AZ in Waltham, MA, is looking for a “Sr. Principal Informatics Scientist – Big Data Analytics.”  This “talented” individual will “drive the vision and strategy of Big Data Analytics in R&D and provide advanced hands on support to R&D activities across all therapeutics areas and phases of the drug discovery and development pipeline.”  He will “drive and develop Big Data Analytics to a world-class level that creates competitive advantage for AstraZeneca.”  He will use “multiple domains such as Pharmaceutical R&D data, clinical trials and health data, payer and claims data, patients’ data and business intelligence data” and will be the voice of AZ to “present to internal and external scientific communities on Big Data informatics solutions, best practices and scientific approaches, including external scientific publication.”

There would seem to be a very clear take home message for all pharma and biotechs, not just direct competitors of AZ.

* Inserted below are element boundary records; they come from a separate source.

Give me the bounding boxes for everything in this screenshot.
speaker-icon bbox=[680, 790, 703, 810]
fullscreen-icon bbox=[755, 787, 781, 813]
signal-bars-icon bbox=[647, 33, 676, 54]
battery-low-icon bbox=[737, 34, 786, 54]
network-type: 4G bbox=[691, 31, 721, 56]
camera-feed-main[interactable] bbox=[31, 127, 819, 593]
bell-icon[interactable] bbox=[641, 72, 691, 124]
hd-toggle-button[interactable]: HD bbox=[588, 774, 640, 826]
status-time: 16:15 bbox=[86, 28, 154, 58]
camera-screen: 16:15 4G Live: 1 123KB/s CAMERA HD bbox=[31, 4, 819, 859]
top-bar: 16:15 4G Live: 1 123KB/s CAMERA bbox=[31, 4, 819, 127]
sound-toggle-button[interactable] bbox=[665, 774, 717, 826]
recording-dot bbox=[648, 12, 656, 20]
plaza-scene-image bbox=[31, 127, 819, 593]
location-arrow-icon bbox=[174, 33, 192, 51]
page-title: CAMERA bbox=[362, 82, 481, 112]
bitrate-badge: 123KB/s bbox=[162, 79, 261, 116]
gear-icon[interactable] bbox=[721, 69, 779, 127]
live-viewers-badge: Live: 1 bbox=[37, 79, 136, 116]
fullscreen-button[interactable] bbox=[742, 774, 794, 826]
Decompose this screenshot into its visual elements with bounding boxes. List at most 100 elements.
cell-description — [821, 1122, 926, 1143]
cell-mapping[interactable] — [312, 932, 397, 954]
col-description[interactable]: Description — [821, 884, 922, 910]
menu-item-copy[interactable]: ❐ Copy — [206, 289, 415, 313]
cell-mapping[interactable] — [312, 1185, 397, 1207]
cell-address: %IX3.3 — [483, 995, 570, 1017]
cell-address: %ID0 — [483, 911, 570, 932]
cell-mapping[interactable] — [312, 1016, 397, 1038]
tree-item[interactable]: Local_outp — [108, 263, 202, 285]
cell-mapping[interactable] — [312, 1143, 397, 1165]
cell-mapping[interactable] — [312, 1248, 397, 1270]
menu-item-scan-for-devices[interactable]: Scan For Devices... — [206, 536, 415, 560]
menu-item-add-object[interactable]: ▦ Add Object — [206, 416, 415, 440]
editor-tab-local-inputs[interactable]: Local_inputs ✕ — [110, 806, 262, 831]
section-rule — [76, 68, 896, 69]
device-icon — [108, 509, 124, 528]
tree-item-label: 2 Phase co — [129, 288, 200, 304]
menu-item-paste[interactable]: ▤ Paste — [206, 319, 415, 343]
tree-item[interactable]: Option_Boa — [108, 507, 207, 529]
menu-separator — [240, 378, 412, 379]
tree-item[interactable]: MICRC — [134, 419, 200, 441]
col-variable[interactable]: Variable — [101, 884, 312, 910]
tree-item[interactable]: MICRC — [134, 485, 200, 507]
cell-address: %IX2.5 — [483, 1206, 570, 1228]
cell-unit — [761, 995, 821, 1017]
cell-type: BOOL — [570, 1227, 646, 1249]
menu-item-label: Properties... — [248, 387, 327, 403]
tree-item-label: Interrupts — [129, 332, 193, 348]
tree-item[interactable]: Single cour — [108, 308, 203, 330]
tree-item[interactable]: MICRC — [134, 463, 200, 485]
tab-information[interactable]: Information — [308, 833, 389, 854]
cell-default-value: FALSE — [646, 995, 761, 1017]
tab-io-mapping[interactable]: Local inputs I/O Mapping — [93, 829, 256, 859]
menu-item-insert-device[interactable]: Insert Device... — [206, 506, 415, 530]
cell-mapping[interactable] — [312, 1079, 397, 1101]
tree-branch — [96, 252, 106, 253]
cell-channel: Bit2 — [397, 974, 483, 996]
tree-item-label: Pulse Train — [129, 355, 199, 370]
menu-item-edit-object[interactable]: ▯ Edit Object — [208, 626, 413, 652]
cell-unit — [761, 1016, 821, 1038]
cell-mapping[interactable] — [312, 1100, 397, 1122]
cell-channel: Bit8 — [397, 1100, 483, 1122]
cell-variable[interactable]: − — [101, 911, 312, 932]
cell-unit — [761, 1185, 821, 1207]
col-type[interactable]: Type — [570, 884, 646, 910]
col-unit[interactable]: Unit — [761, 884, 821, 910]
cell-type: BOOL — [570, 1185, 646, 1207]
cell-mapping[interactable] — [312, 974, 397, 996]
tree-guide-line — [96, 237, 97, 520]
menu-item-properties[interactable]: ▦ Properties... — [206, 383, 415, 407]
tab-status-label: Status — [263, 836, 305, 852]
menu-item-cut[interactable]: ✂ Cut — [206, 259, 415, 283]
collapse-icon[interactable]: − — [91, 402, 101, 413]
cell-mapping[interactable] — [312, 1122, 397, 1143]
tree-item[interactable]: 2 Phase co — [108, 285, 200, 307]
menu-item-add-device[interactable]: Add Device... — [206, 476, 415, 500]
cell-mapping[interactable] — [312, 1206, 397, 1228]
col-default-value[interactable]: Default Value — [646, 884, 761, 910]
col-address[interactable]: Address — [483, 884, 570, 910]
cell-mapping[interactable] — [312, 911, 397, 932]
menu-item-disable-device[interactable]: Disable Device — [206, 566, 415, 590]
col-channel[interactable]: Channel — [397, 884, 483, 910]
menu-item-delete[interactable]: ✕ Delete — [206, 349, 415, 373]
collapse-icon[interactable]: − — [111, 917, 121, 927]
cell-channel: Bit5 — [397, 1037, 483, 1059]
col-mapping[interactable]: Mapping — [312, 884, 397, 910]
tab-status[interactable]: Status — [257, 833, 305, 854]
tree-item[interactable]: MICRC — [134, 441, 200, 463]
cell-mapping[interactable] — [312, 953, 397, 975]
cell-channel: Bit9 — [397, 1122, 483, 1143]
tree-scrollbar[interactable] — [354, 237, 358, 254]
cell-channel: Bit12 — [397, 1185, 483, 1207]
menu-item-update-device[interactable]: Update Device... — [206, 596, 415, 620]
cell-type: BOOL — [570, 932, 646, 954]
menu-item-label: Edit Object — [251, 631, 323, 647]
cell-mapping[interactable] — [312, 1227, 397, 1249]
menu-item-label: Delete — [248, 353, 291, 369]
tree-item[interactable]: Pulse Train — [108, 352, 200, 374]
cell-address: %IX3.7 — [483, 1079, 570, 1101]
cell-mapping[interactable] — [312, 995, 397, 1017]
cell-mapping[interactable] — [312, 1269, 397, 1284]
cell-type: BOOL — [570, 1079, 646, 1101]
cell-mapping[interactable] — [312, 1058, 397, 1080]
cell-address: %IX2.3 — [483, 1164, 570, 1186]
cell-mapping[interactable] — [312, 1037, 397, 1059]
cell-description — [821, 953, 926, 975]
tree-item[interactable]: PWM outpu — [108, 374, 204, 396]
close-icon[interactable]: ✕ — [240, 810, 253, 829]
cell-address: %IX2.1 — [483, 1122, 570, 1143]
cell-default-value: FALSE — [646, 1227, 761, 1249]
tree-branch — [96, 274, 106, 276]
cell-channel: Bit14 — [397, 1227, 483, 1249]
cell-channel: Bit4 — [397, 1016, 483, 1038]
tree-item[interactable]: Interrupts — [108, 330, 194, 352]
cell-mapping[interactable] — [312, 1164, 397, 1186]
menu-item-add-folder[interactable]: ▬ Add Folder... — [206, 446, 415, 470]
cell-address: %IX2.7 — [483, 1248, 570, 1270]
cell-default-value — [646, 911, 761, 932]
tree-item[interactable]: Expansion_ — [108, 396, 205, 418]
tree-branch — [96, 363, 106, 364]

You too should experiment with Big Data.  And, you should do this now, before competitors like AZ gain too much of a competitive advantage in understanding how to exploit Big Data.  As new datasets and analytical tools become available, Big Data analysis is an evolving skill and those companies that are at the cutting edge are most likely to be the one to reap the greatest rewards.  You should also note that this AZ job is focused on assisting R&D and not in-market products.  There is a message there, and where you should focus your efforts.

And, of course, there is other take home message … “make sure that your competitive intelligence group is looking out for unusual job ads by your direct competitors.”  You never know what you will discover!